Massive Write-Downs Signal a Sharp Course Correction

The bulk of the losses — around €25.4 billion in exceptional charges — includes heavy impairments tied to rethinking its EV roadmap. These cover canceled or delayed electric models (particularly in the U.S. market), adjustments to the EV supply chain, revised warranty provisions, and workforce reductions in Europe. CEO Antonio Filosa attributed the results to “over-estimating the pace of the energy transition,” emphasizing the need to refocus on customer preferences for a broader mix of powertrains rather than an all-in EV approach.

Under the previous “Dare Forward 2030” plan, Stellantis had aimed for rapid electrification and carbon neutrality goals. However, slower-than-expected EV demand, evolving regulations (including changes in the U.S. under the current administration), and reduced incentives prompted a “reset.” The company is now prioritizing a “freedom-of-choice” strategy: maintaining battery-electric options while ramping up investments in hybrids, plug-in hybrids, and traditional internal combustion engines — including reviving high-margin V8 “Hemi” engines for trucks.

This shift includes canceling several planned EVs, such as certain Ram and Jeep models, and scaling back production commitments. While painful in the short term, Stellantis views it as essential for aligning with real-world market realities and restoring profitability.

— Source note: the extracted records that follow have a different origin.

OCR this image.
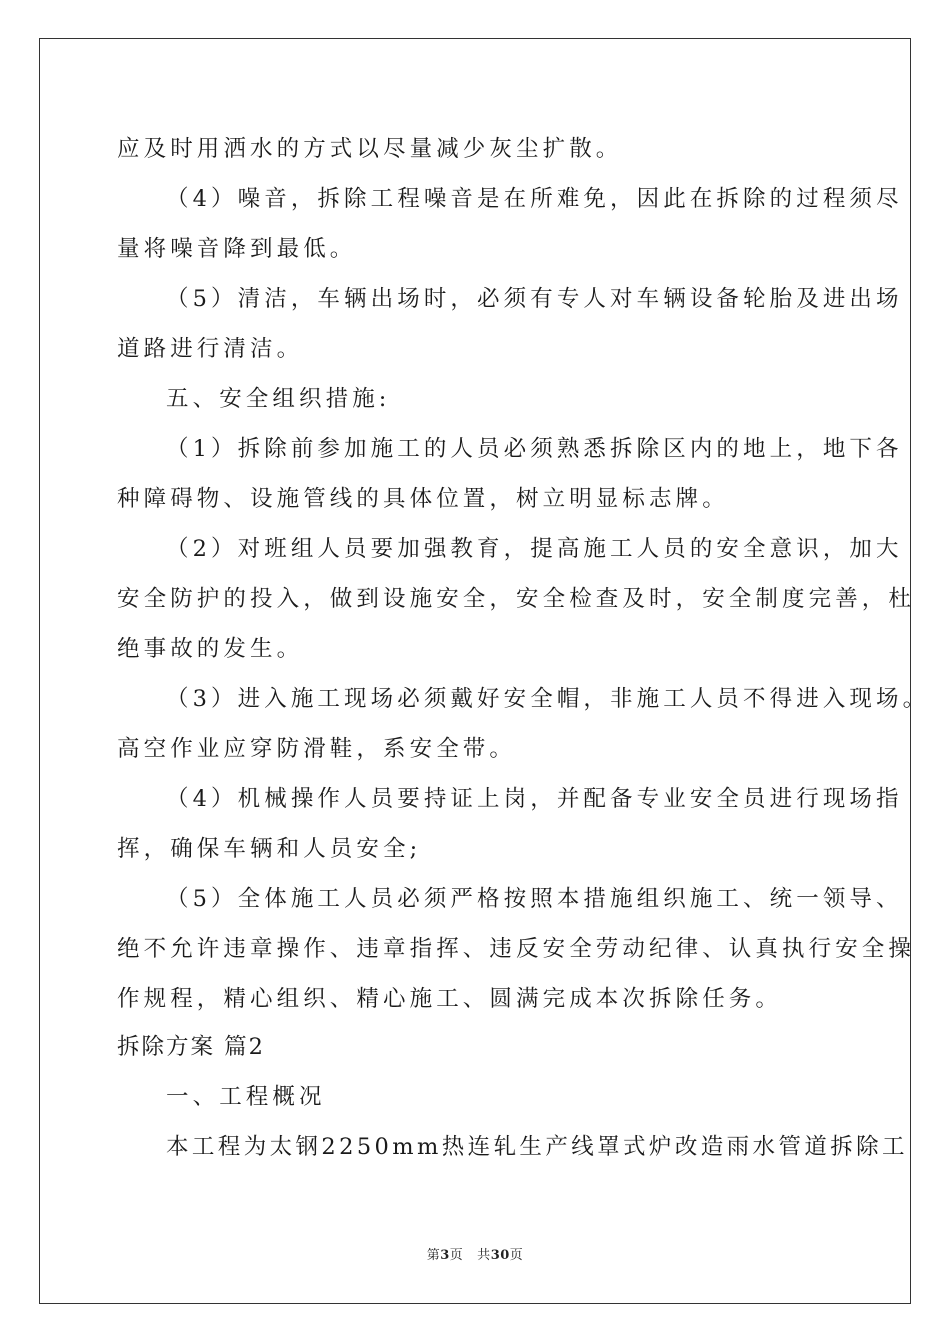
应及时用洒水的方式以尽量减少灰尘扩散。
（4）噪音，拆除工程噪音是在所难免，因此在拆除的过程须尽
量将噪音降到最低。
（5）清洁，车辆出场时，必须有专人对车辆设备轮胎及进出场
道路进行清洁。
五、安全组织措施:
（1）拆除前参加施工的人员必须熟悉拆除区内的地上，地下各
种障碍物、设施管线的具体位置，树立明显标志牌。
（2）对班组人员要加强教育，提高施工人员的安全意识，加大
安全防护的投入，做到设施安全，安全检查及时，安全制度完善，杜
绝事故的发生。
（3）进入施工现场必须戴好安全帽，非施工人员不得进入现场。
高空作业应穿防滑鞋，系安全带。
（4）机械操作人员要持证上岗，并配备专业安全员进行现场指
挥，确保车辆和人员安全;
（5）全体施工人员必须严格按照本措施组织施工、统一领导、
绝不允许违章操作、违章指挥、违反安全劳动纪律、认真执行安全操
作规程，精心组织、精心施工、圆满完成本次拆除任务。
拆除方案 篇2
一、工程概况
本工程为太钢2250mm热连轧生产线罩式炉改造雨水管道拆除工
第3页 共30页
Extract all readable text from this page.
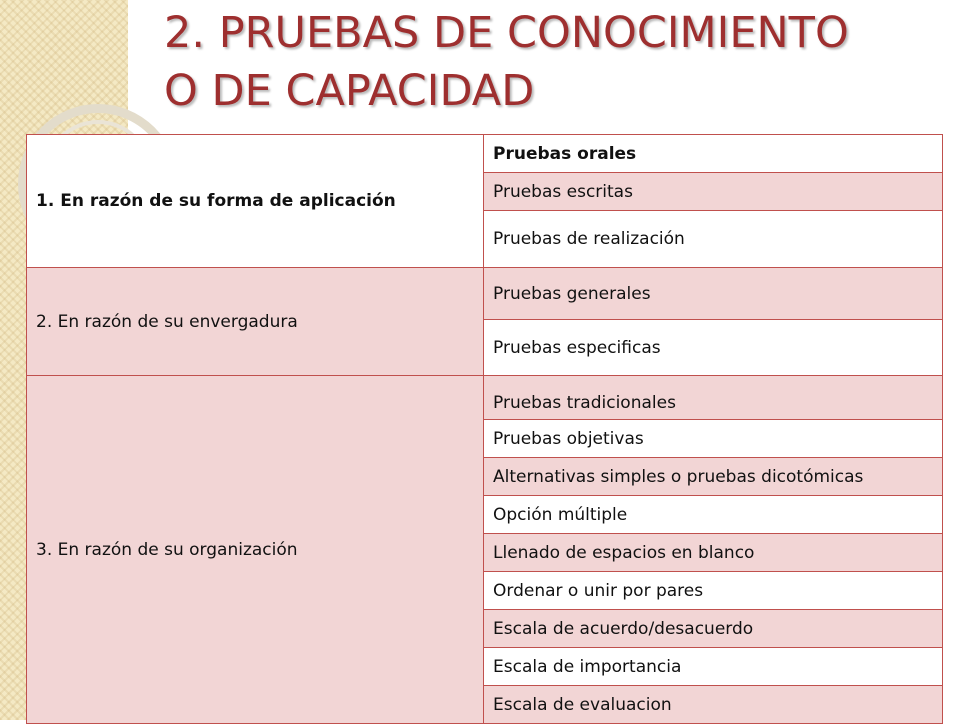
2. PRUEBAS DE CONOCIMIENTO
O DE CAPACIDAD
1. En razón de su forma de aplicación	Pruebas orales
	Pruebas escritas
	Pruebas de realización
2. En razón de su envergadura	Pruebas generales
	Pruebas especificas
3. En razón de su organización	Pruebas tradicionales
	Pruebas objetivas
	Alternativas simples o pruebas dicotómicas
	Opción múltiple
	Llenado de espacios en blanco
	Ordenar o unir por pares
	Escala de acuerdo/desacuerdo
	Escala de importancia
	Escala de evaluacion
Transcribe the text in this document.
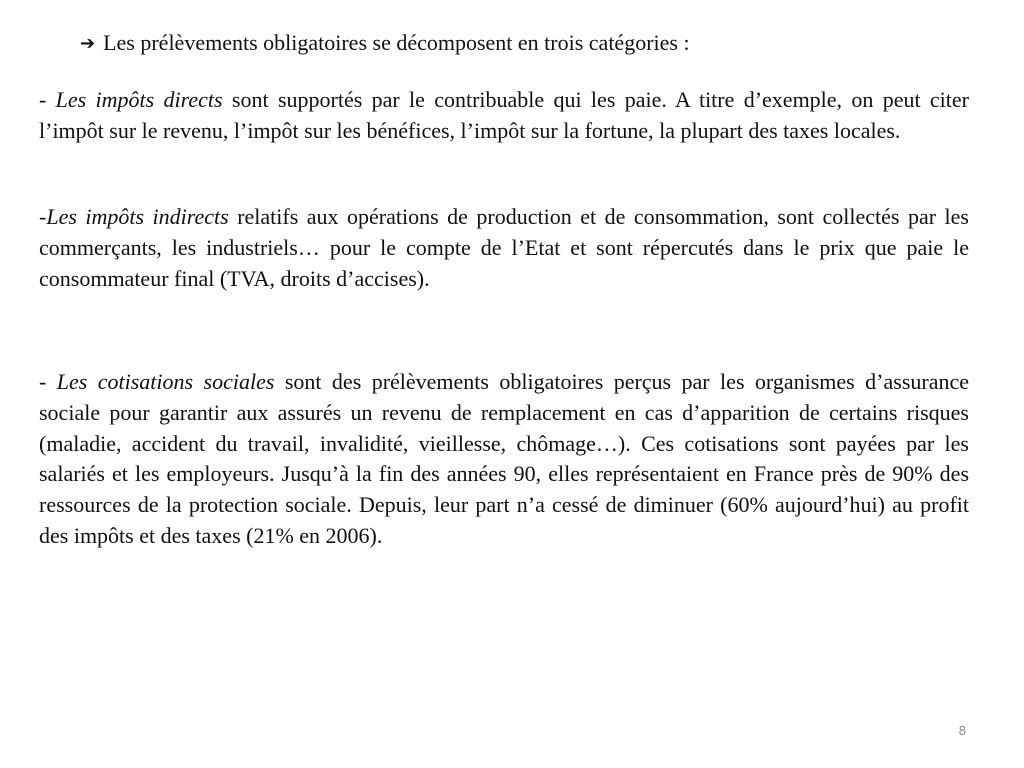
➔ Les prélèvements obligatoires se décomposent en trois catégories :
- Les impôts directs sont supportés par le contribuable qui les paie. A titre d’exemple, on peut citer l’impôt sur le revenu, l’impôt sur les bénéfices, l’impôt sur la fortune, la plupart des taxes locales.
-Les impôts indirects relatifs aux opérations de production et de consommation, sont collectés par les commerçants, les industriels… pour le compte de l’Etat et sont répercutés dans le prix que paie le consommateur final (TVA, droits d’accises).
- Les cotisations sociales sont des prélèvements obligatoires perçus par les organismes d’assurance sociale pour garantir aux assurés un revenu de remplacement en cas d’apparition de certains risques (maladie, accident du travail, invalidité, vieillesse, chômage…). Ces cotisations sont payées par les salariés et les employeurs. Jusqu’à la fin des années 90, elles représentaient en France près de 90% des ressources de la protection sociale. Depuis, leur part n’a cessé de diminuer (60% aujourd’hui) au profit des impôts et des taxes (21% en 2006).
8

Industry-Wide Pullback on EVs Continues

Stellantis is not alone in facing these headwinds. U.S. rivals Ford and General Motors have also taken multibillion-dollar hits recently as they dial back ambitious EV plans:

  • Ford announced around $19.5 billion in special charges late in 2025, including write-downs on EV assets and cancellations of programs like a full battery-electric F-150 Lightning successor (shifting toward hybrid or range-extended variants).
  • GM recorded roughly $6 billion in charges for unwinding some EV investments, with additional costs from supplier negotiations and production adjustments, reflecting a broader slowdown in EV uptake.

These moves highlight a sector-wide recalibration: what was once seen as an inevitable rapid transition to EVs has proven more complex, costly, and demand-dependent than anticipated. Factors like high upfront prices, charging infrastructure gaps, policy shifts, and consumer preference for hybrids have forced major players to rethink timelines and portfolios.

Path Forward: Profitability in Sight for 2026

Despite the grim 2025 figures, Stellantis is optimistic about recovery. The company has suspended its dividend to preserve cash, issued hybrid bonds, and reaffirmed guidance for 2026, targeting mid-single-digit revenue growth and a return to slightly positive adjusted operating margins. Filosa highlighted North America as a key growth driver, with stronger truck sales, new product launches, and operational improvements expected to fuel a rebound.A new strategic plan is set for unveiling soon, focusing on execution, efficiency, and a balanced multi-energy lineup to better serve diverse customer needs across global markets.This EV strategy rethink underscores a pivotal moment for the auto industry: balancing sustainability goals with economic viability and consumer realities. While the transition to electrification continues, it appears set to unfold more gradually — and pragmatically — than earlier forecasts suggested.